I’m sitting in what must look like a rat’s nest—earmarked and torn pages tossed in heaps of a minimal order. I go by feel here because, frankly, logic is lost on this scale. It’s intuition and intention that lead me from poem to poem to poem. I’m trying to make a book.
Elle asks, “does order even matter? When I pick up a book of poems I usually flip through and couldn’t be pressed to notice its shape.” Ah yes, different readers will approach a book differently, but I’m at work on stage construction so the play will be a little more believable. Putting together a book is like putting together a juggernaut of a poem. It feels unwieldily.
I’ve put together a number of chapbooks and these seem fairly easy. They can cohere almost entirely and the mysterious arc is actually not that mysterious. But a 60-70 page manuscript, in my case, does not so easily come together. I’ve worked it over in my mind for months and months, played with pages, published a bunch of the poems and then I hit a wall. I wish I could just hand over the project to a more experienced poet and see what they would come up with. But I know I have to something solid before I’ll get any helpful feedback.
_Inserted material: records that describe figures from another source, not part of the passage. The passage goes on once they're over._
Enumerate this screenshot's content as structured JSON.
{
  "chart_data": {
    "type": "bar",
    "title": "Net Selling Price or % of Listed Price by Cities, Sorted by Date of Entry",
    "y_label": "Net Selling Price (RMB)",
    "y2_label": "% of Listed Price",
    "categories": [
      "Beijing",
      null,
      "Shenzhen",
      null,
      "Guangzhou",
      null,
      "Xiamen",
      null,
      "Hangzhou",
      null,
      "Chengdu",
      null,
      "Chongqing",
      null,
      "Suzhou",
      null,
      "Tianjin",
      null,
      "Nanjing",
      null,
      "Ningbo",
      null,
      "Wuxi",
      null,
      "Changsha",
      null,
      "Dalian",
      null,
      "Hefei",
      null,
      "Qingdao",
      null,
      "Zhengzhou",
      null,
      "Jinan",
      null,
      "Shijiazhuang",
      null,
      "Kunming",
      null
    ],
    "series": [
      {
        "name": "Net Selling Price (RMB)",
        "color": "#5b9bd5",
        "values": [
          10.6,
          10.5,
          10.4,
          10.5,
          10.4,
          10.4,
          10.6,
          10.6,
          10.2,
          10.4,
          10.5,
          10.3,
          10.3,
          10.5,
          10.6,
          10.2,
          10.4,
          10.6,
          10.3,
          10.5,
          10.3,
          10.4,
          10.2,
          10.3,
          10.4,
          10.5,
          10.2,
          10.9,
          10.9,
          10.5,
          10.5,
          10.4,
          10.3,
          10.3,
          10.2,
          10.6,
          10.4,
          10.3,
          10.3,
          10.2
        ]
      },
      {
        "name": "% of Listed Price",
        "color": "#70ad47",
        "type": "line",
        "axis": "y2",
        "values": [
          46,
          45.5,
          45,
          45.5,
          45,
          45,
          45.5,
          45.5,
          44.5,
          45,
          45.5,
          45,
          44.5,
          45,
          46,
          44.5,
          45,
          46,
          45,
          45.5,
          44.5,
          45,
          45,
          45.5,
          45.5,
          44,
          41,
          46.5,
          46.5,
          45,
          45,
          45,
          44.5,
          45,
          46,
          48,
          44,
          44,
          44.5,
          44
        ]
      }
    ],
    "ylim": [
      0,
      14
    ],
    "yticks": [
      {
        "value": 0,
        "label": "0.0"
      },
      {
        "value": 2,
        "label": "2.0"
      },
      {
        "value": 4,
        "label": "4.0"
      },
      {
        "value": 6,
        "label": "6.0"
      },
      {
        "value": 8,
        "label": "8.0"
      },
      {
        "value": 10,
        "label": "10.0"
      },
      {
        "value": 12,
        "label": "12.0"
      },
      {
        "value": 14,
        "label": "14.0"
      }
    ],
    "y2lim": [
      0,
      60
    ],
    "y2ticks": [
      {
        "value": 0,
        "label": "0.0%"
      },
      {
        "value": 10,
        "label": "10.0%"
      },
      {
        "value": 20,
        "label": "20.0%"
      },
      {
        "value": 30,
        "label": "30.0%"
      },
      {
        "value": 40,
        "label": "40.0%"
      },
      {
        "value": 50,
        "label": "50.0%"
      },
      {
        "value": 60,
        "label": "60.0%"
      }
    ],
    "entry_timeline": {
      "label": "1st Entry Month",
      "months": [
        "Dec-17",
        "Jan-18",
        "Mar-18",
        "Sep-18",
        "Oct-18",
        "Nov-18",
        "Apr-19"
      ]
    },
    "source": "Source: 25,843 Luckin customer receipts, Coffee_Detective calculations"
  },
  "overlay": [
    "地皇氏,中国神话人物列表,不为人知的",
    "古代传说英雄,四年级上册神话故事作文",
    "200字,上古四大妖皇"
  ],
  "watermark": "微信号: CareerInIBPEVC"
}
So, in my half-blind attempts at following intuition the thing begins to snowball and, at first, it is exhilarating. But then we’re picking up speed and suddenly we’re picking up more than snow—a lamp and coffee mug, the broken keys of a typewriter, old shoes, yesterday’s leftovers, bottles and bags and sand. When it finally clunks to a halt I’ve got an ugly mess before me. Hence the rat’s nest.
At these points I pause. Take a breath. Drink a beer. Smile at my wife and son. And then I come back again with a little more determination. Making a book is hard work and it is what will allow any reader to experience the poems in the way I want them to. I know I have the pages. I’ve culled the weak poems. So now I just have to keep moving toward that bigger vision. With patience.